Circle of Fourths:
bearing music
February 1995

Not many bands boast a medley of bear tunes.

But the Circle of Fourths is not put off by the "cute and cuddly" image.

"We probably have about eight tunes just about bears," said singer/guitarist Joe Lynch.

The Circle recently performed their octet of ursine ditties for a special performance at the North Museum planetarium in Lancaster, Pa. This evening, they'll perform those and others at nearby Borders Book Store.

They hope to start making the rounds of local coffeehouses and restaurant/pubs, Lynch said. "We're not a hardcore bar kind of band."

Circle of Fourths evolved from a larger group of acoustic musicians who play regularly at St. Leo the Great Catholic Church in Rohrerstown, just a few miles west of Lancaster.

"We thought it'd be fun to try and get something together," Lynch said. "Right away things sounded very clear. It just took off."

The band started playing as a quartet about two years ago, he said. One of the first things to catch their attention was the way his and Cindy Stewart's voices blended together in vocal harmonies.

"Hopefully the group will be known for its harmonies," Lynch said. "We're looking eventually to move into four-part harmonies. Tom (Castner) and Joe (Spurlock) are both excellent vocalists, but right now they're concentrating on their instruments."

Although they'd like to start writing their own music eventually, Lynch said the band now focuses on covers. Their playlist ranges widely, including Eric Clapton's "Tears in Heaven" and "Wonderful Tonight," the Beatles' "Blackbird" and "Day Tripper," plus tunes by Jimmy Buffett, Bruce Hornsby, Nanci Griffith, Crosby, Stills & Nash, and several old traditionals.

The band's name was derived from music theory.

"Music is very mathematical.

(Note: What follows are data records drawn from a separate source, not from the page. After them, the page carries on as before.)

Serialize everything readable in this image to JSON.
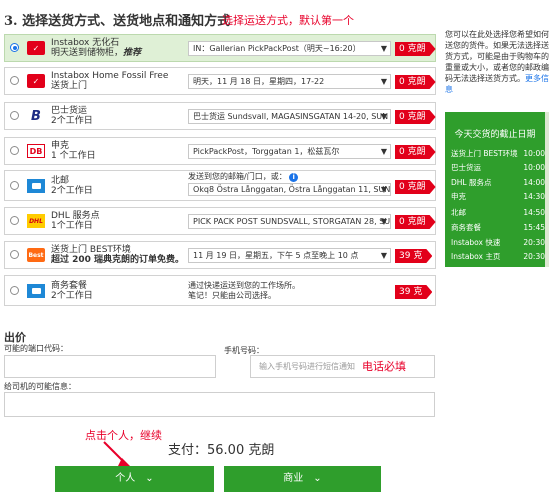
{
  "heading": {
    "title": "3. 选择送货方式、送货地点和通知方式",
    "annotation": "选择运送方式，默认第一个"
  },
  "options": [
    {
      "name": "Instabox 无化石",
      "sub_prefix": "明天送到储物柜，",
      "sub_bold": "推荐",
      "logo_icon": "instabox-logo-icon",
      "control": "IN：Gallerian PickPackPost（明天~16:20）",
      "price": "0 克朗",
      "selected": true
    },
    {
      "name": "Instabox Home Fossil Free",
      "sub": "送货上门",
      "logo_icon": "instabox-logo-icon",
      "control": "明天，11 月 18 日，星期四，17-22",
      "price": "0 克朗",
      "selected": false
    },
    {
      "name": "巴士货运",
      "sub": "2个工作日",
      "logo_icon": "bussgods-logo-icon",
      "control": "巴士货运 Sundsvall, MAGASINSGATAN 14-20, SUN",
      "price": "0 克朗",
      "selected": false
    },
    {
      "name": "申克",
      "sub": "1 个工作日",
      "logo_icon": "db-schenker-logo-icon",
      "control": "PickPackPost，Torggatan 1，松兹瓦尔",
      "price": "0 克朗",
      "selected": false
    },
    {
      "name": "北邮",
      "sub": "2个工作日",
      "logo_icon": "postnord-logo-icon",
      "detail_line": "发送到您的邮箱/门口，或：",
      "control": "Okq8 Östra Långgatan, Östra Långgatan 11, SUNE",
      "price": "0 克朗",
      "selected": false
    },
    {
      "name": "DHL 服务点",
      "sub": "1个工作日",
      "logo_icon": "dhl-logo-icon",
      "control": "PICK PACK POST SUNDSVALL, STORGATAN 28, SU",
      "price": "0 克朗",
      "selected": false
    },
    {
      "name": "送货上门 BEST环境",
      "sub": "超过 200 瑞典克朗的订单免费。",
      "logo_icon": "best-logo-icon",
      "control": "11 月 19 日，星期五，下午 5 点至晚上 10 点",
      "price": "39 克",
      "selected": false
    },
    {
      "name": "商务套餐",
      "sub": "2个工作日",
      "logo_icon": "business-package-icon",
      "detail_line": "通过快递运送到您的工作场所。",
      "detail_line2": "笔记！只能由公司选择。",
      "price": "39 克",
      "selected": false
    }
  ],
  "logos": {
    "instabox": "✓",
    "bussgods": "B",
    "db": "DB",
    "dhl": "DHL",
    "best": "Best"
  },
  "info": {
    "text": "您可以在此处选择您希望如何送您的货件。如果无法选择送货方式，可能是由于购物车的重量或大小，或者您的邮政编码无法选择送货方式。",
    "link": "更多信息"
  },
  "cutoff": {
    "title": "今天交货的截止日期",
    "rows": [
      {
        "name": "送货上门 BEST环境",
        "time": "10:00"
      },
      {
        "name": "巴士货运",
        "time": "10:00"
      },
      {
        "name": "DHL 服务点",
        "time": "14:00"
      },
      {
        "name": "申克",
        "time": "14:30"
      },
      {
        "name": "北邮",
        "time": "14:50"
      },
      {
        "name": "商务套餐",
        "time": "15:45"
      },
      {
        "name": "Instabox 快速",
        "time": "20:30"
      },
      {
        "name": "Instabox 主页",
        "time": "20:30"
      }
    ]
  },
  "checkout": {
    "title": "出价",
    "door_code_label": "可能的端口代码：",
    "phone_label": "手机号码：",
    "phone_placeholder": "输入手机号码进行短信通知",
    "phone_annotation": "电话必填",
    "driver_message_label": "给司机的可能信息：",
    "click_annotation": "点击个人，继续",
    "total": "支付：56.00 克朗",
    "private_button": "个人",
    "business_button": "商业",
    "chevron": "⌄"
  },
  "colors": {
    "accent_green": "#2f9e2c",
    "price_red": "#e2001a",
    "annotation_red": "#e8002a",
    "selected_bg": "#dff0d6"
  }
}
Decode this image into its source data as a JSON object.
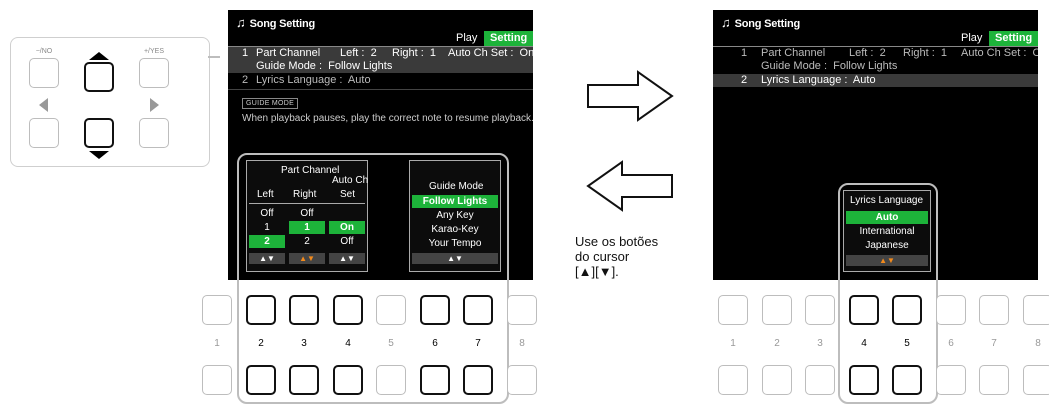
{
  "screen_title": "Song Setting",
  "tabs": {
    "play": "Play",
    "setting": "Setting"
  },
  "left_screen": {
    "rows": [
      {
        "num": "1",
        "text": "Part Channel",
        "left": "Left :  2",
        "right": "Right :  1",
        "auto": "Auto Ch Set :  On"
      },
      {
        "num": "",
        "text": "Guide Mode :  Follow Lights"
      },
      {
        "num": "2",
        "text": "Lyrics Language :  Auto"
      }
    ],
    "guide_tag": "GUIDE MODE",
    "guide_text": "When playback pauses, play the correct note to resume playback."
  },
  "part_channel_popup": {
    "title": "Part Channel",
    "col_left": "Left",
    "col_right": "Right",
    "col_auto": [
      "Auto Ch",
      "Set"
    ],
    "col_guide": "Guide Mode",
    "left_values": [
      "Off",
      "1",
      "2"
    ],
    "right_values": [
      "Off",
      "1",
      "2"
    ],
    "auto_values": [
      "On",
      "Off"
    ],
    "guide_values": [
      "Follow Lights",
      "Any Key",
      "Karao-Key",
      "Your Tempo"
    ],
    "arrows": "▲▼"
  },
  "right_screen": {
    "rows": [
      {
        "num": "1",
        "text": "Part Channel",
        "left": "Left :  2",
        "right": "Right :  1",
        "auto": "Auto Ch Set :  On"
      },
      {
        "num": "",
        "text": "Guide Mode :  Follow Lights"
      },
      {
        "num": "2",
        "text": "Lyrics Language :  Auto"
      }
    ]
  },
  "lyrics_popup": {
    "title": "Lyrics Language",
    "values": [
      "Auto",
      "International",
      "Japanese"
    ],
    "arrows": "▲▼"
  },
  "cursor_buttons": {
    "no_label": "−/NO",
    "yes_label": "+/YES"
  },
  "left_button_numbers": [
    "1",
    "2",
    "3",
    "4",
    "5",
    "6",
    "7",
    "8"
  ],
  "right_button_numbers": [
    "1",
    "2",
    "3",
    "4",
    "5",
    "6",
    "7",
    "8"
  ],
  "caption": [
    "Use os botões",
    "do cursor",
    "[▲][▼]."
  ],
  "colors": {
    "accent_green": "#1db33a",
    "arrow_orange": "#f28a1c",
    "lcd_bg": "#000000"
  }
}
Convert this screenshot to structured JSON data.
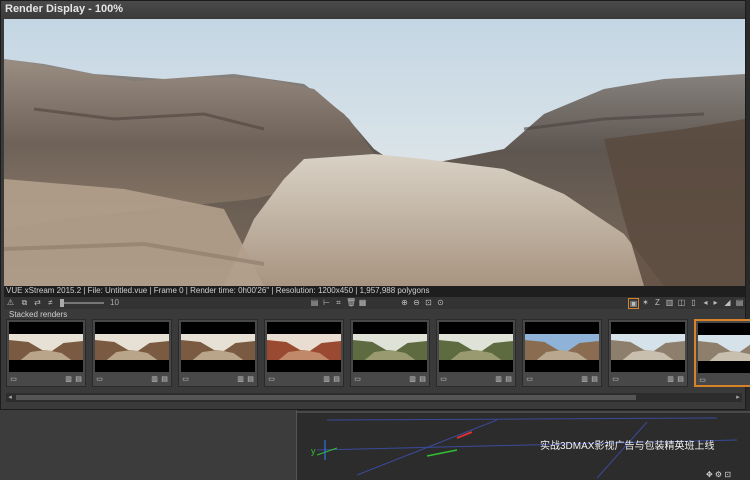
{
  "window": {
    "title": "Render Display - 100%"
  },
  "info_bar": {
    "text": "VUE xStream 2015.2 | File: Untitled.vue | Frame 0 | Render time: 0h00'26\" | Resolution: 1200x450 | 1,957,988 polygons"
  },
  "toolbar": {
    "zoom_value": "10",
    "left_icons": [
      "warning-icon",
      "copy-icon",
      "swap-icon",
      "compare-icon"
    ],
    "center_icons": [
      "stack-icon",
      "fit-icon",
      "crop-icon",
      "delete-icon",
      "save-icon"
    ],
    "zoom_icons": [
      "zoom-in-icon",
      "zoom-out-icon",
      "zoom-fit-icon",
      "zoom-reset-icon"
    ],
    "right_icons": [
      "display-icon",
      "star-icon",
      "z-icon",
      "channel-icon",
      "compare-icon",
      "split-icon",
      "prev-icon",
      "next-icon",
      "sep",
      "contrast-icon",
      "save-icon"
    ]
  },
  "stacked_renders": {
    "label": "Stacked renders",
    "thumbnails": [
      {
        "scene": "canyon-warm",
        "selected": false
      },
      {
        "scene": "canyon-warm",
        "selected": false
      },
      {
        "scene": "canyon-warm",
        "selected": false
      },
      {
        "scene": "canyon-red",
        "selected": false
      },
      {
        "scene": "canyon-green",
        "selected": false
      },
      {
        "scene": "canyon-green",
        "selected": false
      },
      {
        "scene": "canyon-sky",
        "selected": false
      },
      {
        "scene": "canyon-pale",
        "selected": false
      },
      {
        "scene": "canyon-pale",
        "selected": true
      }
    ]
  },
  "background_viewport": {
    "watermark": "实战3DMAX影视广告与包装精英班上线",
    "axis_label": "y"
  },
  "colors": {
    "accent": "#d8832a",
    "window_bg": "#3a3a3a",
    "info_bar_bg": "#1e1e1e"
  }
}
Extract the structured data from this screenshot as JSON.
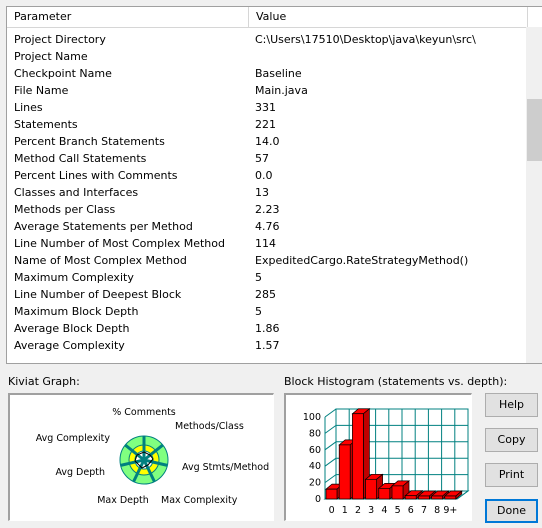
{
  "table": {
    "headers": {
      "parameter": "Parameter",
      "value": "Value"
    },
    "rows": [
      {
        "parameter": "Project Directory",
        "value": "C:\\Users\\17510\\Desktop\\java\\keyun\\src\\"
      },
      {
        "parameter": "Project Name",
        "value": ""
      },
      {
        "parameter": "Checkpoint Name",
        "value": "Baseline"
      },
      {
        "parameter": "File Name",
        "value": "Main.java"
      },
      {
        "parameter": "Lines",
        "value": "331"
      },
      {
        "parameter": "Statements",
        "value": "221"
      },
      {
        "parameter": "Percent Branch Statements",
        "value": "14.0"
      },
      {
        "parameter": "Method Call Statements",
        "value": "57"
      },
      {
        "parameter": "Percent Lines with Comments",
        "value": "0.0"
      },
      {
        "parameter": "Classes and Interfaces",
        "value": "13"
      },
      {
        "parameter": "Methods per Class",
        "value": "2.23"
      },
      {
        "parameter": "Average Statements per Method",
        "value": "4.76"
      },
      {
        "parameter": "Line Number of Most Complex Method",
        "value": "114"
      },
      {
        "parameter": "Name of Most Complex Method",
        "value": "ExpeditedCargo.RateStrategyMethod()"
      },
      {
        "parameter": "Maximum Complexity",
        "value": "5"
      },
      {
        "parameter": "Line Number of Deepest Block",
        "value": "285"
      },
      {
        "parameter": "Maximum Block Depth",
        "value": "5"
      },
      {
        "parameter": "Average Block Depth",
        "value": "1.86"
      },
      {
        "parameter": "Average Complexity",
        "value": "1.57"
      }
    ]
  },
  "kiviat": {
    "label": "Kiviat Graph:",
    "axes": [
      "% Comments",
      "Methods/Class",
      "Avg Stmts/Method",
      "Max Complexity",
      "Max Depth",
      "Avg Depth",
      "Avg Complexity"
    ],
    "colors": {
      "band": "#80ff80",
      "outline": "#008080",
      "ring": "#ffff00"
    }
  },
  "histogram": {
    "label": "Block Histogram (statements vs. depth):",
    "colors": {
      "bar": "#ff0000",
      "grid": "#008080"
    },
    "chart_data": {
      "type": "bar",
      "categories": [
        "0",
        "1",
        "2",
        "3",
        "4",
        "5",
        "6",
        "7",
        "8",
        "9+"
      ],
      "values": [
        12,
        66,
        104,
        24,
        13,
        16,
        4,
        0,
        0,
        0
      ],
      "ylim": [
        0,
        100
      ],
      "yticks": [
        "0",
        "20",
        "40",
        "60",
        "80",
        "100"
      ]
    }
  },
  "buttons": {
    "help": "Help",
    "copy": "Copy",
    "print": "Print",
    "done": "Done"
  }
}
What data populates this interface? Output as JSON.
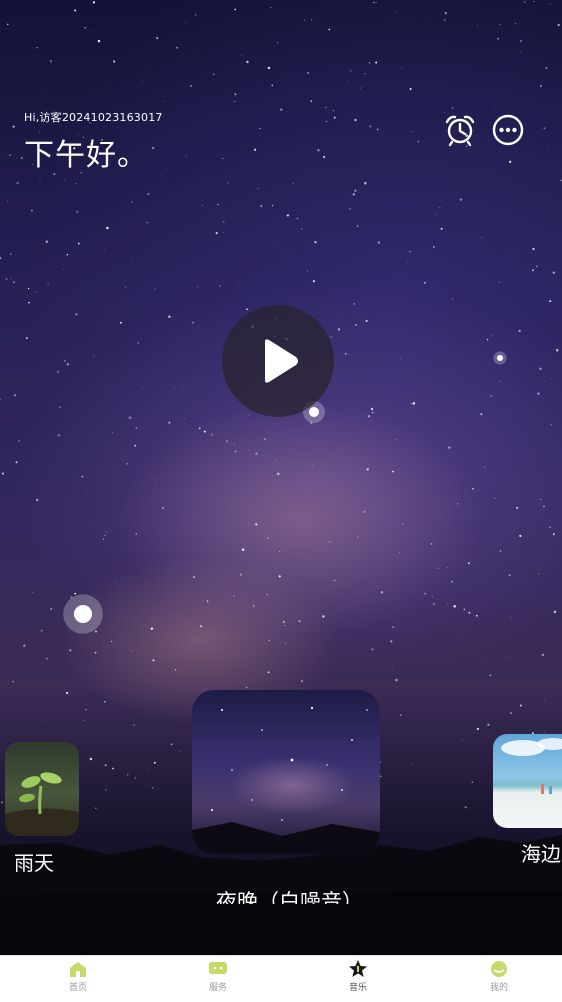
{
  "header": {
    "visitor_greeting": "Hi,访客20241023163017",
    "time_greeting": "下午好。"
  },
  "header_icons": [
    "alarm-clock-icon",
    "more-icon"
  ],
  "player": {
    "state_icon": "play-icon"
  },
  "scenes": [
    {
      "label": "雨天",
      "thumb": "rain-sprout-image"
    },
    {
      "label": "夜晚（白噪音）",
      "thumb": "night-sky-image"
    },
    {
      "label": "海边",
      "thumb": "seaside-image"
    }
  ],
  "tabbar": {
    "items": [
      {
        "label": "首页",
        "icon": "home-icon"
      },
      {
        "label": "服务",
        "icon": "chat-icon"
      },
      {
        "label": "音乐",
        "icon": "music-star-icon"
      },
      {
        "label": "我的",
        "icon": "profile-icon"
      }
    ],
    "active_index": 2
  },
  "colors": {
    "sky_top": "#141236",
    "sky_mid": "#34285e",
    "tab_icon_green": "#c8d86a",
    "tab_active_icon": "#1a1a1a"
  }
}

It's based on a progression of harmonies," Lynch explained. "A circle of fifths is a progression that makes up a nice blend of tones and harmonies. We figured, since there are four of us, to go with a Circle of Fourths."

Members of the Circle are not career musicians by any stretch.

"None of us do music for our living, but it's a passion for all of us," said Lynch, a college psychologist. "It'd be nice to make a few bucks, but we're mostly in it because we enjoy each other's company and we like playing."

Castner, he said, is a high school guidance counselor, Spurlock is in retail sales and Stewart is a community volunteer and mother of four -- "a full-time job for anybody."

"We're not out pounding the pavement looking to play six nights a week," Lynch said. "We have a lot of fun. If we didn't have fun at practice, we wouldn't be together."